In 2019, the then-Trump administration abandoned the long-held U.S. position that the settlements are illegal before it was restored by President Joe Biden.
Ganz said the sanctions on settlers are unfair, because they are not matched by those on violent Palestinians, although Washington has tightened long-standing sanctions on Palestinian militant groups since the Oct. 7 Hamas-led attack on Israel.
“The sanctions hurt families and farms,” Ganz said, referring to agricultural settlement communities in the West Bank. Palestinians say such communities have already taken the best land from them and are set on taking more.
Twenty Palestinians were killed this year in attacks by settlers, according to a Palestinian Authority-affiliated organisation, among hundreds of Palestinians and dozens of Israelis reported killed in the West Bank by each side as Israel conducts raids against militants.
Both tolls include civilians and those engaged in combat.
Vice President and Democratic presidential candidate Kamala Harris has said extremist settlers should be held accountable for violent acts while also emphasizing that Israel has a right to defend itself against attacks. Her campaign team did not respond to a request for comment on Ganz’s statements.
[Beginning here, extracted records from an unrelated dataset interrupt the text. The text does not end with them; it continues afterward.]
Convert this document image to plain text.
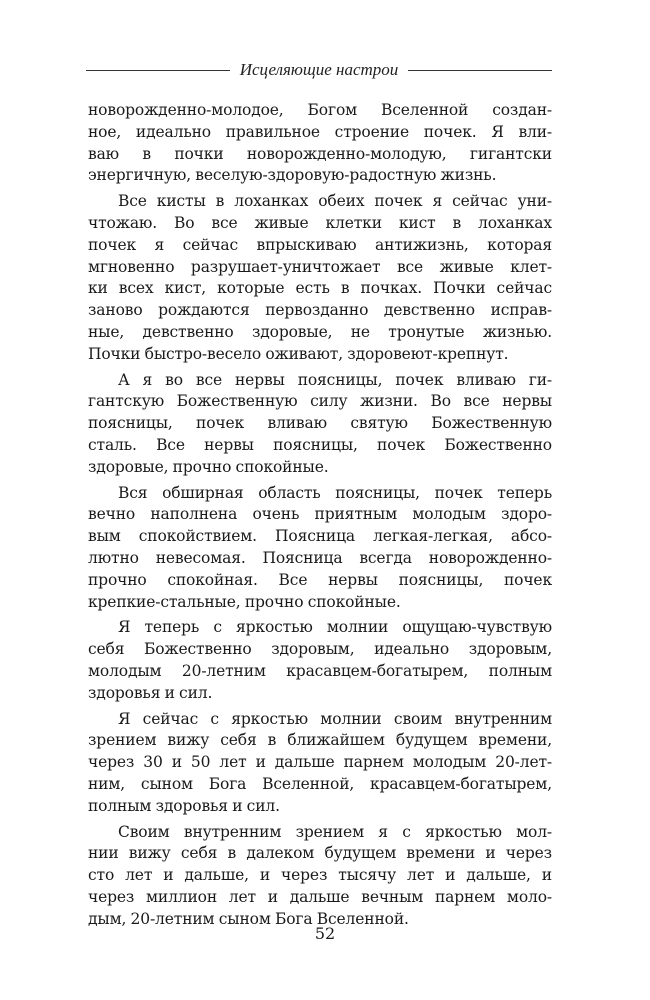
Исцеляющие настрои

новорожденно-молодое, Богом Вселенной создан-
ное, идеально правильное строение почек. Я вли-
ваю в почки новорожденно-молодую, гигантски
энергичную, веселую-здоровую-радостную жизнь.

Все кисты в лоханках обеих почек я сейчас уни-
чтожаю. Во все живые клетки кист в лоханках
почек я сейчас впрыскиваю антижизнь, которая
мгновенно разрушает-уничтожает все живые клет-
ки всех кист, которые есть в почках. Почки сейчас
заново рождаются первозданно девственно исправ-
ные, девственно здоровые, не тронутые жизнью.
Почки быстро-весело оживают, здоровеют-крепнут.

А я во все нервы поясницы, почек вливаю ги-
гантскую Божественную силу жизни. Во все нервы
поясницы, почек вливаю святую Божественную
сталь. Все нервы поясницы, почек Божественно
здоровые, прочно спокойные.

Вся обширная область поясницы, почек теперь
вечно наполнена очень приятным молодым здоро-
вым спокойствием. Поясница легкая-легкая, абсо-
лютно невесомая. Поясница всегда новорожденно-
прочно спокойная. Все нервы поясницы, почек
крепкие-стальные, прочно спокойные.

Я теперь с яркостью молнии ощущаю-чувствую
себя Божественно здоровым, идеально здоровым,
молодым 20-летним красавцем-богатырем, полным
здоровья и сил.

Я сейчас с яркостью молнии своим внутренним
зрением вижу себя в ближайшем будущем времени,
через 30 и 50 лет и дальше парнем молодым 20-лет-
ним, сыном Бога Вселенной, красавцем-богатырем,
полным здоровья и сил.

Своим внутренним зрением я с яркостью мол-
нии вижу себя в далеком будущем времени и через
сто лет и дальше, и через тысячу лет и дальше, и
через миллион лет и дальше вечным парнем моло-
дым, 20-летним сыном Бога Вселенной.

52
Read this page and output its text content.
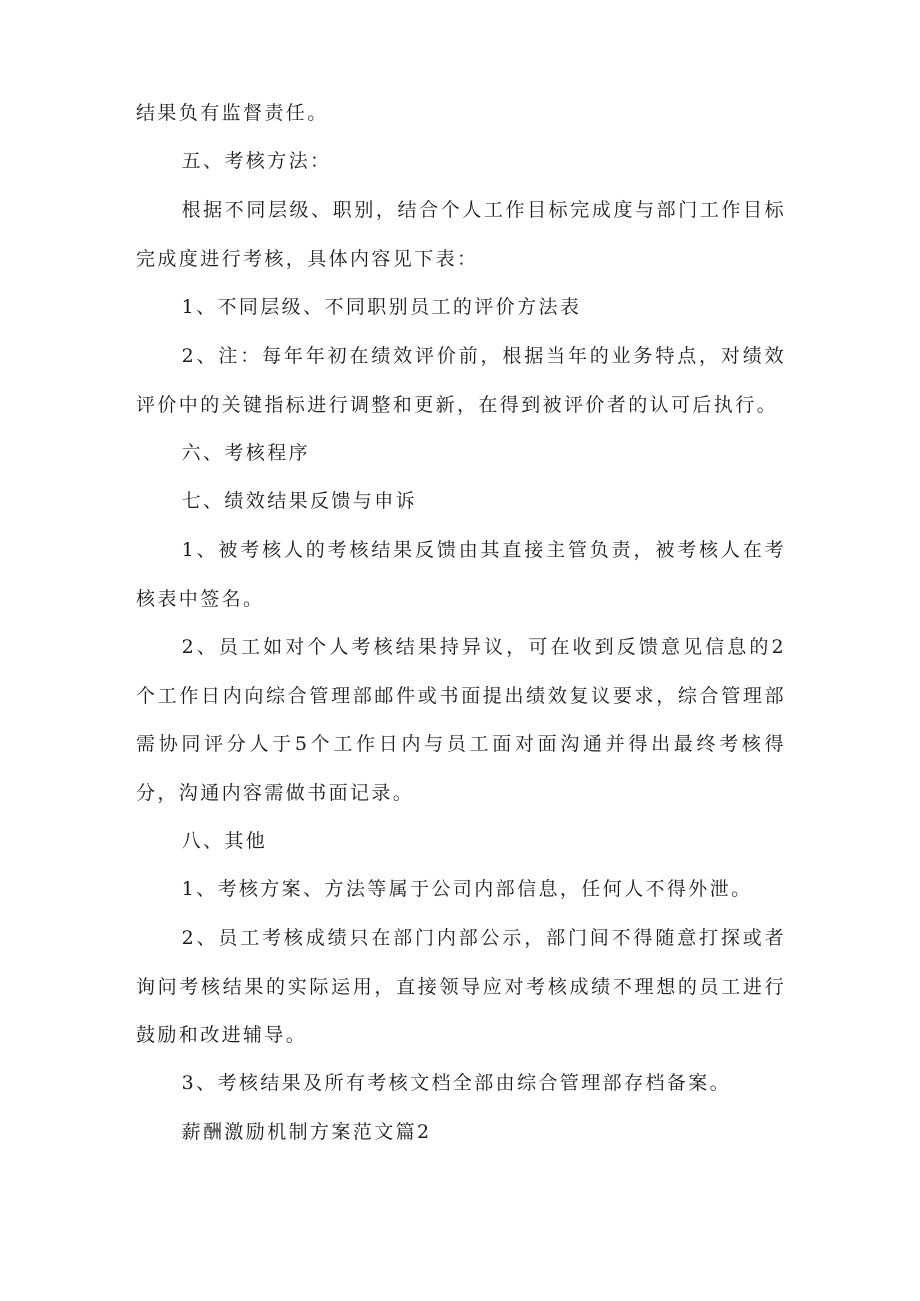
结果负有监督责任。

五、考核方法：

根据不同层级、职别，结合个人工作目标完成度与部门工作目标完成度进行考核，具体内容见下表：

1、不同层级、不同职别员工的评价方法表

2、注：每年年初在绩效评价前，根据当年的业务特点，对绩效评价中的关键指标进行调整和更新，在得到被评价者的认可后执行。

六、考核程序

七、绩效结果反馈与申诉

1、被考核人的考核结果反馈由其直接主管负责，被考核人在考核表中签名。

2、员工如对个人考核结果持异议，可在收到反馈意见信息的2个工作日内向综合管理部邮件或书面提出绩效复议要求，综合管理部需协同评分人于5个工作日内与员工面对面沟通并得出最终考核得分，沟通内容需做书面记录。

八、其他

1、考核方案、方法等属于公司内部信息，任何人不得外泄。

2、员工考核成绩只在部门内部公示，部门间不得随意打探或者询问考核结果的实际运用，直接领导应对考核成绩不理想的员工进行鼓励和改进辅导。

3、考核结果及所有考核文档全部由综合管理部存档备案。

薪酬激励机制方案范文篇2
Ganz heads the Yesha Council, which has overall responsibility for more than 500,000 people living in settlements – just over 5% of Israel’s population. That number has jumped from around 374,000 in 2013, Yesha data showed.
Many settlers believe Jews have a God-given right to live in territory they call by the biblical name Judea and Samaria.
Some in Israel’s ruling coalition, the most far-right in its history, support expansion of settlements and ultimately the annexation of the majority Palestinian territory.
Britain said earlier this month it was considering sanctions on Israel’s most powerful hardline public figures, Finance Minister Bezalel Smotrich and National Security Minister Itamar Ben-Gvir, after they reportedly said violent settlers were heroes and that starving Palestinians might be justified. Smotrich has said the comments were taken out of context.
Ganz said countries had no right to meddle in Israel’s democracy.
“When you sanction ministers, you mean you change the election (results) here. You change what the people here want.”